Objectives: Preterm delivery (PTD) accounts for around 11% of pregnancies worldwide. Unfortunately, no diagnostic
indicator, specific mechanism or genetic predisposition has yet been identified. One of the hypotheses suggest local or
functional progesterone decrease as a potential reason for preterm uterine contractions leading to preterm delivery. It is
believed that any change in progesterone receptor DNA may be crucial for higher risk of preterm delivery due to abnormal response to prostaglandins, normally inhibited by properly built progesterone. The aim of this study was to determine whether there is an association between progesterone gene polymorphisms (PROGINS and +331G/A) and preterm birth.

Material and methods: A total of 230 women were enrolled, including 115 cases of preterm deliveries (between 22
and 36 weeks of gestation) and 115 healthy mothers of full-term infants. Genomic DNA was isolated from the blood
sample. Polymerase chain reaction (PCR) amplification was carried out in a final volume of 25 μL. Genotyping was assayed by PCR. Statistical analysis of the results was conducted with p < 0.05 accepted as statistically significant.

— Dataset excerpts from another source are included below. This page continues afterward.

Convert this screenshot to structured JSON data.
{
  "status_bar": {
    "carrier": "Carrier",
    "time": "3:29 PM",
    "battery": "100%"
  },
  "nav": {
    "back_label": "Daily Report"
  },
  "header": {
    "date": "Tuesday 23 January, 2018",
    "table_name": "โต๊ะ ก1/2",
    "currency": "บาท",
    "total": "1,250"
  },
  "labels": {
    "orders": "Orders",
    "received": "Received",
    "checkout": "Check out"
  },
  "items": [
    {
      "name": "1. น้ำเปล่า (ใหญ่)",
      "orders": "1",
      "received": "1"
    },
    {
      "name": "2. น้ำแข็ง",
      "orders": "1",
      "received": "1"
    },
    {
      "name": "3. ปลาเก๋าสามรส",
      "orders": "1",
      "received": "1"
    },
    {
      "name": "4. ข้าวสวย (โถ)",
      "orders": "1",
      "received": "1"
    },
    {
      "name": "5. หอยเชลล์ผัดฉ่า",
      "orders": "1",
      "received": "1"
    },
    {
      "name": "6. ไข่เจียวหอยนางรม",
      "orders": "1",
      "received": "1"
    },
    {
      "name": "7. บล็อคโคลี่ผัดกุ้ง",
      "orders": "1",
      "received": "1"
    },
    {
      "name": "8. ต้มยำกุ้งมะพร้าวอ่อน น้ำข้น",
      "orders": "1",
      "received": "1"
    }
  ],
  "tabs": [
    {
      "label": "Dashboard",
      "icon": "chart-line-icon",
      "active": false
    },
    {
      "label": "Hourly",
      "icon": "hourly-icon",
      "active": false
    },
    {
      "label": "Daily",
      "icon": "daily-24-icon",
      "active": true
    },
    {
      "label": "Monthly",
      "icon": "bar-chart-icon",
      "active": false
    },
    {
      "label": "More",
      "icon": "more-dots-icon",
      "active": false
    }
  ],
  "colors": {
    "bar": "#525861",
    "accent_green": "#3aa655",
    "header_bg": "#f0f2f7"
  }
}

Results: For both PROGINS (Alu ins/del) and +331G/A (rs10895068) polymorphisms were equally frequent in case
and control group. The prevalence of PGR alleles in both groups was also comparable.

Conclusions: The results of our study showed no association between progesterone gene polymorphisms (PROGINS
and +331G/A) and risk of preterm delivery. Identifying mechanisms to prolong the length of gestation, particularly in
women at risk for preterm delivery, will improve both maternal and fetal outcomes.